The average students may address questions such as the following: Where
would the United States be if the revolutionaries did not speak out against
Great Britain? Why may it be important to address injustices in society? This
group would also address these questions through a threaded discussion
using Canvas. Additionally, they would use these questions as teaching
moments during the learning centers.
The struggling students could review the basic information on the life and
contributions of the historical figures to the American Revolution. They could
possibly answer a question such as: Explain what Abigail Adams was most
known for, and why is she considered an American patriot? What speech did
Patrick Henry give, and what was its significance in reference to the
American Revolution?
Conclusive Wrap-Up
Students have many obstacles that affect their learning.
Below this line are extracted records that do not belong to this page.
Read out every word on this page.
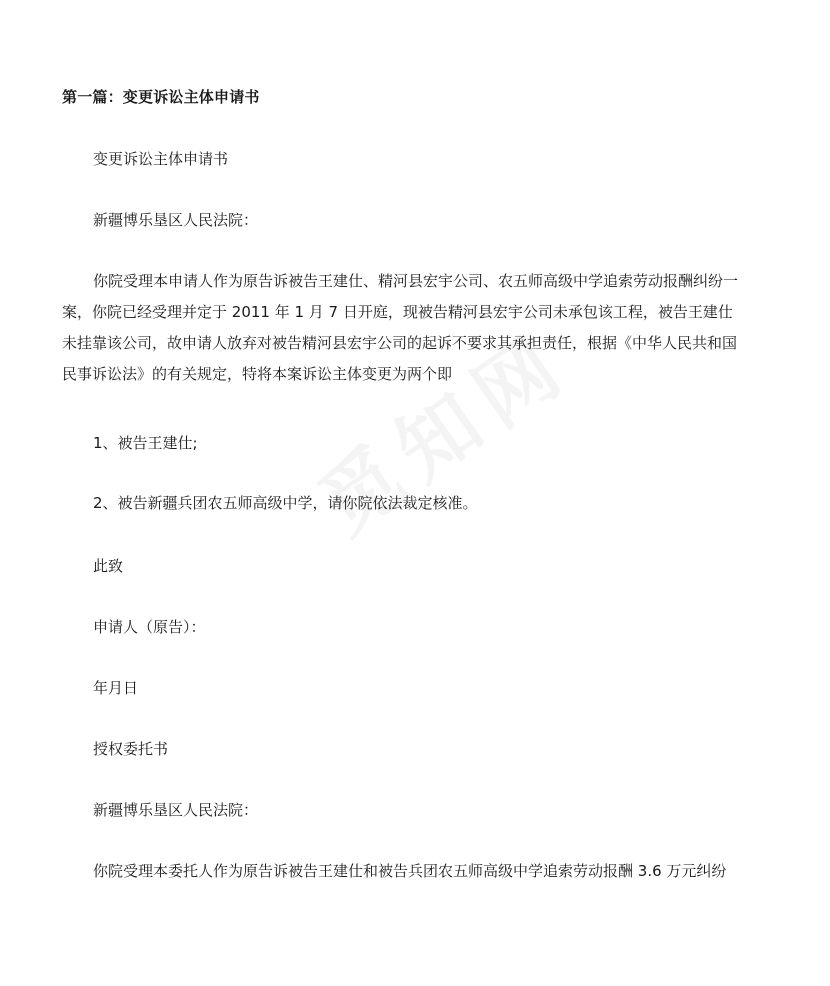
第一篇：变更诉讼主体申请书
变更诉讼主体申请书
新疆博乐垦区人民法院：
你院受理本申请人作为原告诉被告王建仕、精河县宏宇公司、农五师高级中学追索劳动报酬纠纷一
案，你院已经受理并定于 2011 年 1 月 7 日开庭，现被告精河县宏宇公司未承包该工程，被告王建仕
未挂靠该公司，故申请人放弃对被告精河县宏宇公司的起诉不要求其承担责任，根据《中华人民共和国
民事诉讼法》的有关规定，特将本案诉讼主体变更为两个即
1、被告王建仕;
2、被告新疆兵团农五师高级中学，请你院依法裁定核准。
此致
申请人（原告）：
年月日
授权委托书
新疆博乐垦区人民法院：
你院受理本委托人作为原告诉被告王建仕和被告兵团农五师高级中学追索劳动报酬 3.6 万元纠纷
Some of them
include outside factors that teachers cannot control; however, there are
factors that can be controlled and utilized in order to ensure successful

learning. In the above lesson plan, differentiated instruction was utilized


based on multiple intelligences as well as different levels of student ability.
Since the use of technology is a skill that 21st century learners need to be
familiar with, this lesson combines a learning management system with
student choice, skill level and multiple intelligence. These three formats can
address a variety of student needs, and can help students find their passion
for life-long learning.

References:
Beam, A. P. (2009). Standards-based differentiation: Identifying the concept
of multiple
intelligence for use with students with disabilities. TEACHING
Exceptional Children Plus, 5(4), 2-13.

De Jesus, O. N. (2012). Differentiated instruction: Can differentiated


instruction provide success
for all learners? National Teacher Education Journal, 5(3), 5-11.
Lynch, S., & Warner, L. (2008). Creating lesson plans for all learners. Kappa
Delta Pi Record,
45(1), 10-15.
Mills, J. d. (2015). Learning Management Systems Must Evolve to Curb
Student
Attrition. Journal Of Applied Learning Technology, 5(4), 41-45.